Sie sind die erste niedersächsische  Digitalbotschafterin. Was machen Sie da konkret und hilft das bei Ihrem  Anliegen?

Ich bin ein überzeugter Fan von Netzwerkarbeit. Wir sollten kollaborieren. Wir, das heißt Menschen aus unterschiedlichesten Bereichen: Bildung, Wirtschaft, Industrie, Politik und Zivilgesellschaft. Ich bin keine Gegnerin der Digitalisierung. Im Gegenteil: Ich arbeite an einer digitalen Schule, gestalte diese Prozesse maßgeblich mit. Man sagt oft, weil ich auf die Missstände in den sozialen Medien hinweise, ich sei gegen die Digitalisierung. Aber ich stelle mich den Aufgaben der Transformation.

Das ist doch ein Pakt mit dem Teufel.  Gerade dann, wenn wir versuchen, die Kinder über Social Media zu erreichen. Was wünschen Sie sich von den  Kreativen?

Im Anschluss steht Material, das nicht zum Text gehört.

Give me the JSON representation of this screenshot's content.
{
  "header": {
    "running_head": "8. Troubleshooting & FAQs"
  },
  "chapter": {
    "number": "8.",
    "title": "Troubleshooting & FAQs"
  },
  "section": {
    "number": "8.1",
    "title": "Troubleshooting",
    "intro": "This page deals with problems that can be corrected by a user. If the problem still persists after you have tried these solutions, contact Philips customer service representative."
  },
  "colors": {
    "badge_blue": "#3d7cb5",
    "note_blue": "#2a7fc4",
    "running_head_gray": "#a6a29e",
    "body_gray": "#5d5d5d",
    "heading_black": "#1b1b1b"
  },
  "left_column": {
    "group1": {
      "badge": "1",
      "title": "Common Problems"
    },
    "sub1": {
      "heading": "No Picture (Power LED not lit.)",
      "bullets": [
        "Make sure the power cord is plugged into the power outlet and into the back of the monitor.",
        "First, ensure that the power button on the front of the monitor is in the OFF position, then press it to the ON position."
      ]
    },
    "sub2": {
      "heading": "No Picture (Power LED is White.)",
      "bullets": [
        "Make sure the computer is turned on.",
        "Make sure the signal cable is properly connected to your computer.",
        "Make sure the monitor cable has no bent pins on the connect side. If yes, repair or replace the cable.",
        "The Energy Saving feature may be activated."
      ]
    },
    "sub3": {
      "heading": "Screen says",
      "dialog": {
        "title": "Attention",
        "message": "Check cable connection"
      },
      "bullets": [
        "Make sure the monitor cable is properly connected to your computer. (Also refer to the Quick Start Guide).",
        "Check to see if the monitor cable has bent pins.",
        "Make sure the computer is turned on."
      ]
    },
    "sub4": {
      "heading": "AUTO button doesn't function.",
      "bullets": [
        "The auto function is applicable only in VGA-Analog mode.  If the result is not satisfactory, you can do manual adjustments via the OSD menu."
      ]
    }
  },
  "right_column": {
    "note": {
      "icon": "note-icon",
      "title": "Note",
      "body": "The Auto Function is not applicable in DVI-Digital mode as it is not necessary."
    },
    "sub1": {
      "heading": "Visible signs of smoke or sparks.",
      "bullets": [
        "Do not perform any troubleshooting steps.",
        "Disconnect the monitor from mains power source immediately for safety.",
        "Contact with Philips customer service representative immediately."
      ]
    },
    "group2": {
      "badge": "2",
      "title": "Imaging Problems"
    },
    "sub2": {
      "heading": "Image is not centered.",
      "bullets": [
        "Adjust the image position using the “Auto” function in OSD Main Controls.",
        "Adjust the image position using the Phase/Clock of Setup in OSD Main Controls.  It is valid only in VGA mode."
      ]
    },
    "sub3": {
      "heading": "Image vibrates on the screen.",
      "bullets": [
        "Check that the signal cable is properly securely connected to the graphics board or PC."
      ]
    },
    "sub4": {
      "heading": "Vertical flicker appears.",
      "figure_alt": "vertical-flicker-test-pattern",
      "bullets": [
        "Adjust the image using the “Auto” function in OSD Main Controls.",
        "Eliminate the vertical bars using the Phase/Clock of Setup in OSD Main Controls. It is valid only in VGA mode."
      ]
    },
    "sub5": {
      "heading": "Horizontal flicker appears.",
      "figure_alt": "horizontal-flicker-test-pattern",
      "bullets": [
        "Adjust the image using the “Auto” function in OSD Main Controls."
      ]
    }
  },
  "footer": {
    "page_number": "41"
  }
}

Insgesamt knapp 64 Stunden beträgt die Internetnutzung pro Woche bei Jugendlichen laut einer aktuellen Postbank-Studie. Mädchen sind sieben Stunden länger online als die Jungen. Kommunikation, Sozialisation und Charakterbildung verlagert sich in Netzwerke. Das grundsätzliche Interesse an anderen, dieses Sehen, ob es jemandem gut oder schlecht geht, das nimmt ab. Und übrigens auch die Einsatzbereitschaft für das Allgemeinwohl. Die Mediennutzung unserer Kinder hat also eine gewaltige Relevanz. 

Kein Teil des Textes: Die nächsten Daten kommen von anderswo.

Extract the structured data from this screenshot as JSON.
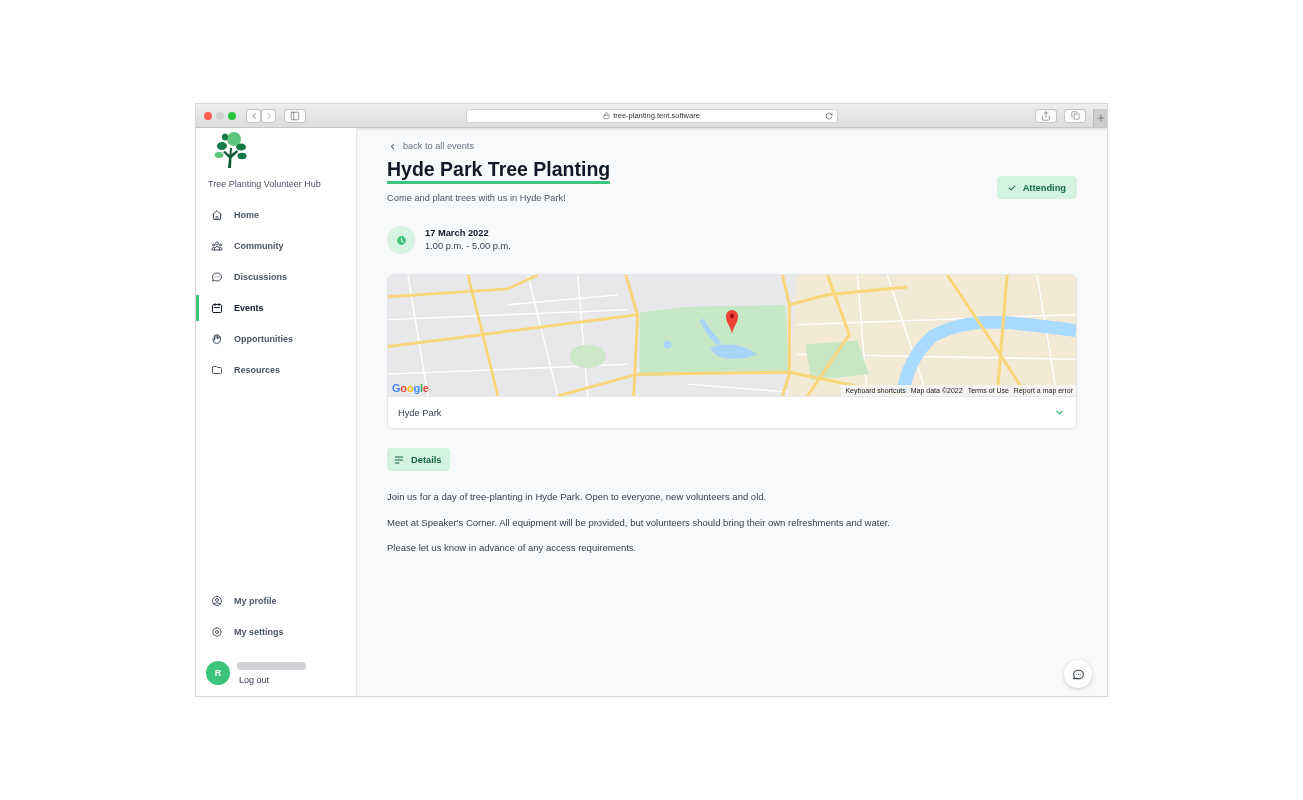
{
  "browser": {
    "url": "tree-planting.tent.software"
  },
  "sidebar": {
    "app_name": "Tree Planting Volunteer Hub",
    "nav_items": [
      {
        "label": "Home",
        "selected": false
      },
      {
        "label": "Community",
        "selected": false
      },
      {
        "label": "Discussions",
        "selected": false
      },
      {
        "label": "Events",
        "selected": true
      },
      {
        "label": "Opportunities",
        "selected": false
      },
      {
        "label": "Resources",
        "selected": false
      }
    ],
    "footer_items": [
      {
        "label": "My profile",
        "selected": false
      },
      {
        "label": "My settings",
        "selected": false
      }
    ],
    "user": {
      "avatar_initial": "R",
      "logout": "Log out"
    }
  },
  "event": {
    "back_link": "back to all events",
    "title": "Hyde Park Tree Planting",
    "subtitle": "Come and plant trees with us in Hyde Park!",
    "attendance": {
      "label": "Attending",
      "on": true
    },
    "date": "17 March 2022",
    "time": "1.00 p.m. - 5.00 p.m.",
    "location": {
      "name": "Hyde Park",
      "expanded": false,
      "map": {
        "logo": "Google",
        "credits": [
          "Keyboard shortcuts",
          "Map data ©2022",
          "Terms of Use",
          "Report a map error"
        ]
      }
    },
    "details_button": "Details",
    "description": [
      "Join us for a day of tree-planting in Hyde Park. Open to everyone, new volunteers and old.",
      "Meet at Speaker's Corner. All equipment will be provided, but volunteers should bring their own refreshments and water.",
      "Please let us know in advance of any access requirements."
    ]
  }
}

Von den Kreativen wünsche ich mir, dass sie aus den Augen und den Herzen der Kinder sehen, um dann genau zu überlegen, ob man eine Entscheidung aus kommerziellen Gründen treffen darf oder nicht. Wenn wir bei den Machern der Plattformen sind, dann glaube ich, haben sie jegliches moralisches Gefühl verloren. Ein Mitarbeiter von TikTok sagte neulich in den Tagesthemen, wenn er ein Kind hätte, dürfe das niemals TikTok konsumieren. Das sagt dann alles.

Dieses Gespräch ist aus der Passion #13, dem Kundenmagazin von BerlinDruck.